Мне обещают, что больше этого не повторится.
Я киваю. Иду прочь.
Сашу я нахожу на парковке. Он стоит один, прислонившись к своей машине. Его лицо напряжено, взгляд сосредоточен на мне.
Как будто он ждал. Знал, что я всё равно выйду к нему.
— Юля… — начинает он, осторожно, словно на тонком льду, — Я понимаю, что это перебор. Если бы я знал, клянусь, я бы не допустил…
— Ты можешь, наконец, разобраться раз и навсегда? — перебиваю. Голос режет, как стекло. — Сделать так, чтобы она исчезла из моей жизни? Сколько можно? Сколько ещё можно терзать мне душу?

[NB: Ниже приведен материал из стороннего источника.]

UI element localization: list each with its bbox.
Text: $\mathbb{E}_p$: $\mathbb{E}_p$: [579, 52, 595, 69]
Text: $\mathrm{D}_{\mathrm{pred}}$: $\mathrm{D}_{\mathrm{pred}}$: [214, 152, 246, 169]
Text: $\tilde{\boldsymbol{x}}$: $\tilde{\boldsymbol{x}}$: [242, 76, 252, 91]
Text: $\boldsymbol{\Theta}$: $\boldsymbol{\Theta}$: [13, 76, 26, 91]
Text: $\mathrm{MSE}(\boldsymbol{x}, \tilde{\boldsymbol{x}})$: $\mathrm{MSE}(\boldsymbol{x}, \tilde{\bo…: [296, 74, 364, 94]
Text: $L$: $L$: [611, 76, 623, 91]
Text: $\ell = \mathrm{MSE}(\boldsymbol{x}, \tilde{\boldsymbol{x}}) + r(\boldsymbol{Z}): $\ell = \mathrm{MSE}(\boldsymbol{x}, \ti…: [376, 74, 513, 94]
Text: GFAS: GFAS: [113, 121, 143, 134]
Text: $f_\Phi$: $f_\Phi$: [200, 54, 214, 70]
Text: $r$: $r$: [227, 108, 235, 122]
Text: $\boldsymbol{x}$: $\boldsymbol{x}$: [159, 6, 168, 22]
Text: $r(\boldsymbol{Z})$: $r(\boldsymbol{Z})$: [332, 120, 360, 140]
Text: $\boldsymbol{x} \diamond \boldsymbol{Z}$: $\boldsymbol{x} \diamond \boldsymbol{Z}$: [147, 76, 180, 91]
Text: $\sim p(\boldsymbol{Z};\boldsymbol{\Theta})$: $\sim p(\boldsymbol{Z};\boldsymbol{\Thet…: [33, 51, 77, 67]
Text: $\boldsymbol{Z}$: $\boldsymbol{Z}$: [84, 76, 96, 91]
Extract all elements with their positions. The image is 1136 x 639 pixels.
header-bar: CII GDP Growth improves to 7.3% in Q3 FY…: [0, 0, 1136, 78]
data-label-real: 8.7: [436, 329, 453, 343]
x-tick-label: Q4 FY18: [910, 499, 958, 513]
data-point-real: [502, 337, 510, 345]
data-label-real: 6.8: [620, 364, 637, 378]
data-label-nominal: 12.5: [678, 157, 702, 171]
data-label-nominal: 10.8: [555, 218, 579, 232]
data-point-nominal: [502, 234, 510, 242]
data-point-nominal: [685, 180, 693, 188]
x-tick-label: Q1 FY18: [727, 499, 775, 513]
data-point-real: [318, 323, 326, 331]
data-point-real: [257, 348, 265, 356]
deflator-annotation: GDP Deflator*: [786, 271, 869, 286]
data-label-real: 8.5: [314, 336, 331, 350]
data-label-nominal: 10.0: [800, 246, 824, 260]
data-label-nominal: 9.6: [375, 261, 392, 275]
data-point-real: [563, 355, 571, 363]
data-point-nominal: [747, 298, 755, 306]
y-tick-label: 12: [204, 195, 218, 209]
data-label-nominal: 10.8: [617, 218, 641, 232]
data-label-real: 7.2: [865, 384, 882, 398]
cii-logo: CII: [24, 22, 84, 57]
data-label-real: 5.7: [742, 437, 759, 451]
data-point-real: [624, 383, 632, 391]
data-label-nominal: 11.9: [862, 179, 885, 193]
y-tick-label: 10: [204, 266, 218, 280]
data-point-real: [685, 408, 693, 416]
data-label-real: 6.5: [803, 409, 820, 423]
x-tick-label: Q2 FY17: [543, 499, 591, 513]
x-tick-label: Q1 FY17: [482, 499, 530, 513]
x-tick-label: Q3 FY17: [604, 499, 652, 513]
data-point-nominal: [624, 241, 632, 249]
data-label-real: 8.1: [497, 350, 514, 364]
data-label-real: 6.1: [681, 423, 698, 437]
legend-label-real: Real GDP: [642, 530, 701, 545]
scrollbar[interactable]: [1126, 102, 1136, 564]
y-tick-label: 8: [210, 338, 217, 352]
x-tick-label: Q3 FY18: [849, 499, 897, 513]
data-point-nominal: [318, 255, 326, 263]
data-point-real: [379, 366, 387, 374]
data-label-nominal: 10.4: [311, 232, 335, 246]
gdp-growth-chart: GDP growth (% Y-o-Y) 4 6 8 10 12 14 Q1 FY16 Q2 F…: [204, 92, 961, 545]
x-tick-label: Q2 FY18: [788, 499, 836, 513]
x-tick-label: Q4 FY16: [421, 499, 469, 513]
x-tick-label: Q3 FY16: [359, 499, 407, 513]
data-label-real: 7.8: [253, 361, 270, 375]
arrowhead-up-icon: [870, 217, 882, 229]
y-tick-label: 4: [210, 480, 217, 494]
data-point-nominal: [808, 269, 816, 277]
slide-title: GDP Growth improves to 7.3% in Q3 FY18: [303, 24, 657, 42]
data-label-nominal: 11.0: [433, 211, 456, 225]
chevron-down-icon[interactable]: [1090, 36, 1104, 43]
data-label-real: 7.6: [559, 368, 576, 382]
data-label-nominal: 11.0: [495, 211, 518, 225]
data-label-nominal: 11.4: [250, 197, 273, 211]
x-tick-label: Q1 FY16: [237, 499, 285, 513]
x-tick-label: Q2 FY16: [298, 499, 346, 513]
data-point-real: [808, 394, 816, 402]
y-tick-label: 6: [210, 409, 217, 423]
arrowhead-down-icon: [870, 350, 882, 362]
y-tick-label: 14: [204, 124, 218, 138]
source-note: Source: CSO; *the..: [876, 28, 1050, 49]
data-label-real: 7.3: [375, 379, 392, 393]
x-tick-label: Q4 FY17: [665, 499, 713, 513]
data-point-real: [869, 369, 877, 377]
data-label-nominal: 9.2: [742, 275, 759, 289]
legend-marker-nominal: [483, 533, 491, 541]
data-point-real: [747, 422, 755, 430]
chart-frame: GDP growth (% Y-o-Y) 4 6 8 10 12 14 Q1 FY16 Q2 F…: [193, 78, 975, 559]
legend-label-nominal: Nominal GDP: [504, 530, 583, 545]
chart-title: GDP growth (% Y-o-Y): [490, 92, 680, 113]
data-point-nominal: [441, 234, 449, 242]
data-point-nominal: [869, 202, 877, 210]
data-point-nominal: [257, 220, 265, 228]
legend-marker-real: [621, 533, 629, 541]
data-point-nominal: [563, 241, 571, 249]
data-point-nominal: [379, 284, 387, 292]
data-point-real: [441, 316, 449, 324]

Пауза. Молчание. Только машины гудят вдалеке.
— Озеров, — говорю тихо, медленно, с надрывом, — я уже начинаю тебя ненавидеть.
Он будто застывает. Даже дыхание его замирает. А мне уже всё равно.
— Я съеду с этой квартиры, — говорю. — И не надо меня провожать. Не нужно больше ни о чём спрашивать. Разбирайся со своей жизнью сам. Я своей займусь сама.
— Юлька…
— Нет, все, хватит! Даже ради Дашки я не готова все это терпеть. Ясно? К Даше тоже будем приходить в разное время. Избавь меня от всего этого.
— Ясно.
Голос его становится холодным. Но я не реагирую на изменения. Вызываю такси, благо машина находится сразу, я тут же сажусь в какой-то новенького китайца и еду собирать чемодан и искать новое жилье.